(1) The directors of an international business company required under section 89 or proposing under section 90 to wind-up and dissolve the international business company, must approve a plan of dissolution containing—
(a) a statement of the reason for the winding-up and dissolving;
(b) a statement that the international business company is, and will continue to be, able to discharge or pay or provide for the payment of all claims, debts, liabilities and obligations in full;
(c) a statement that the winding up will commence on the date when articles of dissolution are submitted to the Registrar or on such date subsequent thereto, not exceeding 30 days, as is stated in the articles of dissolution;
(d) a statement of the estimated time required to wind-up and dissolve the international business company;
(e) a statement as to whether the liquidator is authorised to carry on the business of the international business company if the liquidator determines that to do so would be necessary or in the best interests of the creditors or members of the international business company;
(f) a statement of the name and address of each person to be appointed a liquidator and the remuneration proposed to be paid to each liquidator; and
(g) a statement as to whether the liquidator is required to send to all members a statement of account prepared or caused to be prepared by the liquidator in respect of his or her actions or transactions.
(2) If a winding-up and dissolution is being effected in a case where section 90(2) is applicable—
(a) the plan of dissolution must be authorised by a resolution of members, and the holders of the outstanding shares of a class or series of shares are entitled to vote on the plan of dissolution as a class or series only if the memorandum or articles so provide;
(b) if a meeting of members is to be held, notice of the meeting, accompanied by a copy of the plan of dissolution, must be given to each member, whether or not entitled to vote on the plan of dissolution; and
(c) if it is proposed to obtain the written consent of members, a copy of the plan of dissolution must be given to each member, whether or not entitled to consent to the plan of dissolution.
(3) After approval of the plan of dissolution by the directors, and if required, by the members in accordance with subsection (2), articles of dissolution must be executed by the international business company and must contain—
(a) the plan of dissolution; and
(b) the manner in which the plan of dissolution was authorised.
(4) Articles of dissolution shall be submitted by the international business company to the Registrar who shall retain and register them in the Register and within 30 days immediately following the date on which the articles of dissolution are submitted to the Registrar, the international business company shall cause to be published, in the Gazette, in a publication of general circulation in Saint Lucia, a notice stating—
(a) that the international business company is in dissolution;
(b) the date of commencement of the dissolution; and
(c) the names and addresses of the liquidators.
(5) A winding-up and dissolution commences on the date the articles of dissolution are registered by the Registrar or on such date subsequent thereto, not exceeding 30 days, as is stated in the articles of dissolution.

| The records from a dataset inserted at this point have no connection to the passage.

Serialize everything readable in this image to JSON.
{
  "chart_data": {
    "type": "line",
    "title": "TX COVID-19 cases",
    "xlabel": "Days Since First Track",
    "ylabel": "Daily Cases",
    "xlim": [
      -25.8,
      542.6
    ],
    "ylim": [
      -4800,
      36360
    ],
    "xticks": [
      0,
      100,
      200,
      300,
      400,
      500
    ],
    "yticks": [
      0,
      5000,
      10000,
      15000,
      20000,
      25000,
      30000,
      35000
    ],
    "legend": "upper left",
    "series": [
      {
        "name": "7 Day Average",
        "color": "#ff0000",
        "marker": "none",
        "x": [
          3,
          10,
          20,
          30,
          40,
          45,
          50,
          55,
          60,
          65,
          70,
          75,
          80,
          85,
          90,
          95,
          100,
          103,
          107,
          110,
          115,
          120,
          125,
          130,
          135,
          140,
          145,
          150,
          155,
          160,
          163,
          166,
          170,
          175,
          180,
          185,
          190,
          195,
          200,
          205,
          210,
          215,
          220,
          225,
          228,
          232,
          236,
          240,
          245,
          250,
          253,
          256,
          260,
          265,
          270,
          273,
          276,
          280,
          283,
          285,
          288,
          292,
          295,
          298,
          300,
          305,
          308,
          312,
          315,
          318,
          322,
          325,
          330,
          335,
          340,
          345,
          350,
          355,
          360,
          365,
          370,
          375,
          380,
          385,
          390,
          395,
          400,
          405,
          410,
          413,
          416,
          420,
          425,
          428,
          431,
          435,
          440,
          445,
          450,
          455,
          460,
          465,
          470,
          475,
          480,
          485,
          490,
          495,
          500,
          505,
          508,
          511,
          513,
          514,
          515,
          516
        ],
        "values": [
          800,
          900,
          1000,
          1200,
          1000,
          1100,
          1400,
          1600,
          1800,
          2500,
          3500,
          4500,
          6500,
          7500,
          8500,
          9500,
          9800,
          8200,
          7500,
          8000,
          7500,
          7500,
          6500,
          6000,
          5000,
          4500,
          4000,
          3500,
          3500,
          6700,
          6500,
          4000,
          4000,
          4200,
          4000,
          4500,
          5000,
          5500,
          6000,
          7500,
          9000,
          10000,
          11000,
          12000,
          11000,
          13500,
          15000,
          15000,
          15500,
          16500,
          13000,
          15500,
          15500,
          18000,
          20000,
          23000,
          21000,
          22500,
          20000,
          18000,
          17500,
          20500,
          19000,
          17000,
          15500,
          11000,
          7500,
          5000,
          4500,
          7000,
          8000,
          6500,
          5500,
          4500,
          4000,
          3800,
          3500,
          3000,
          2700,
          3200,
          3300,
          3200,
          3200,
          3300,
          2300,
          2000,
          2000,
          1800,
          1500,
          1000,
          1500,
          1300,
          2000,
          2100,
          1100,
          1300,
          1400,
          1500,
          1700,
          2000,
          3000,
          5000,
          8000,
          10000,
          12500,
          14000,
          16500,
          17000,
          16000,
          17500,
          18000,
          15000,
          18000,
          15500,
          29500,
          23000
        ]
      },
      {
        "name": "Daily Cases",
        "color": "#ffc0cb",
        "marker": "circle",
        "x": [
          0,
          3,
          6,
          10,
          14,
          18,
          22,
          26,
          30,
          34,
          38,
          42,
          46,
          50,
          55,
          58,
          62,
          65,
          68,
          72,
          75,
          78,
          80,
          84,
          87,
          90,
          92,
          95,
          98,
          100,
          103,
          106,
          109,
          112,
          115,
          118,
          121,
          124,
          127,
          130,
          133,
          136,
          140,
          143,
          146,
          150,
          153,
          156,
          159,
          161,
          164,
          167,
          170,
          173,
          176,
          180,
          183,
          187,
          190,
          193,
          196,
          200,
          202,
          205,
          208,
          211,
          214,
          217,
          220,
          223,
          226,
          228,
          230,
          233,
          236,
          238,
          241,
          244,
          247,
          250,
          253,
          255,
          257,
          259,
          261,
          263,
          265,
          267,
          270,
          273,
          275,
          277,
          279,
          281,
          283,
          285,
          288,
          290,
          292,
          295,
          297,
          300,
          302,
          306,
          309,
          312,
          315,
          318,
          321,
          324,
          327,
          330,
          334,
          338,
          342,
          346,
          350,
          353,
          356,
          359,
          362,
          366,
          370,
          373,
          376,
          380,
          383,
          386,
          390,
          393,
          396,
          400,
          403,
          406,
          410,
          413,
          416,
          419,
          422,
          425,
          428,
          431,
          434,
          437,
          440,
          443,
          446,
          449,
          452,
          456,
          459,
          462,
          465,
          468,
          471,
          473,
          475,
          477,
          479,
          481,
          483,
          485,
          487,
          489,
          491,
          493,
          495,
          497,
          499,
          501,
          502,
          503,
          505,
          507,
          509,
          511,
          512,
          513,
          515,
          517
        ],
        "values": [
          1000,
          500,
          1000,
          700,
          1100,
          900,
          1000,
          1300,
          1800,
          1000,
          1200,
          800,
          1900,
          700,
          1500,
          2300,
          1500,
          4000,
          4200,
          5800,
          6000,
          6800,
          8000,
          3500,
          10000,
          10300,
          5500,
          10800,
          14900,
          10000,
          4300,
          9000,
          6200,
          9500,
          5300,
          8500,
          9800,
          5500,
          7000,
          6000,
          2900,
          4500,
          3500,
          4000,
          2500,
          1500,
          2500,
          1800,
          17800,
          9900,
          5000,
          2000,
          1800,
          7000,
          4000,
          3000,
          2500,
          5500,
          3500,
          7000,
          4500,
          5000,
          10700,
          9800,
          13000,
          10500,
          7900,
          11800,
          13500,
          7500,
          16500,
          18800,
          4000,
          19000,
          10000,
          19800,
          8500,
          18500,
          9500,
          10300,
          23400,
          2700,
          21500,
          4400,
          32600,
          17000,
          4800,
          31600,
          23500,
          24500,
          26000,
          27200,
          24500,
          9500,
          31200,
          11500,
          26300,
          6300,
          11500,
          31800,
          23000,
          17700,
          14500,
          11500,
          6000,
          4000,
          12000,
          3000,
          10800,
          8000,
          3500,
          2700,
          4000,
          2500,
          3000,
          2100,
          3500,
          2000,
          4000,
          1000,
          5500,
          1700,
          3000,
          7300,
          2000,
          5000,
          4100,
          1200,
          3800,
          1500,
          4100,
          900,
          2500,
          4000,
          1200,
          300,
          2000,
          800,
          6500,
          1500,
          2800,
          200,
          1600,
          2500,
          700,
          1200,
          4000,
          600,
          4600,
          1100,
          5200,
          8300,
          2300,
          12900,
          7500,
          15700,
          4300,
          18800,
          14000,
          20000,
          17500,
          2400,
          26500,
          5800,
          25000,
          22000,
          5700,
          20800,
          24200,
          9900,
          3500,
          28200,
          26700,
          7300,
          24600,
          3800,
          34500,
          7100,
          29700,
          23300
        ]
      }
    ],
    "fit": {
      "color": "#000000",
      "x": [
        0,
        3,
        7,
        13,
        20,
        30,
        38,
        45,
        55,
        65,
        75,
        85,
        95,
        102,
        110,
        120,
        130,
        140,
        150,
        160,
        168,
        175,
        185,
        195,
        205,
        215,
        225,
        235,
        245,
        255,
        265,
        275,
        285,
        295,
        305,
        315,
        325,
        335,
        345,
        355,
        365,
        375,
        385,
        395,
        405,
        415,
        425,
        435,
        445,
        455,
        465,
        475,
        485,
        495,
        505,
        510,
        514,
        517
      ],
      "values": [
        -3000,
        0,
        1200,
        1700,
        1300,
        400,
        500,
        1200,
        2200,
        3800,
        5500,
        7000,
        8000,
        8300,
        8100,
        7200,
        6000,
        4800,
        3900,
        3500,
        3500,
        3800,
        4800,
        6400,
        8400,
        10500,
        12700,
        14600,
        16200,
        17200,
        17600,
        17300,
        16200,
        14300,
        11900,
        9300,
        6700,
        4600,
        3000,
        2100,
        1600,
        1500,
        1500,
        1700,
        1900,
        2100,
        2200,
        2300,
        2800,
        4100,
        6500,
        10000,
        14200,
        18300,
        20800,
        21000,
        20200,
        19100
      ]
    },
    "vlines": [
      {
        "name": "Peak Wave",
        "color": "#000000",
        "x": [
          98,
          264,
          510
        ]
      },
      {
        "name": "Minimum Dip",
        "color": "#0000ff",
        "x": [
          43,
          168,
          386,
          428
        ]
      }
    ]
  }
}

(6) A liquidator shall, upon completion of a winding-up and dissolution, submit to the Registrar a statement that the winding-up and dissolution has been completed and upon receiving the notice, the Registrar shall—
(a) strike the international business company off the Register; and
(b) issue a certificate of dissolution under his or her hand and seal certifying that the international business company has been dissolved.
(7) Where the Registrar issues a certificate of dissolution under his or her hand and seal certifying that the international business company has been dissolved—
(a) the certificate is prima facie evidence of compliance with all requirements of this Act in respect of dissolution; and
(b) the dissolution of the international business company is effective from the date of the issue of the certificate.
(8) Immediately following the issue by the Registrar of a certificate of dissolution under subsection (6), the liquidator shall cause to be published, in the Gazette, in a publication of general circulation in Saint Lucia, a notice that the international business company has been dissolved and has been struck off the Register.
(9) An international business company that wilfully contravenes subsection (4) is liable to a penalty of $100 for every day or part thereof during which the contravention continues, and a director or liquidator who knowingly permits the contravention is liable to a like penalty.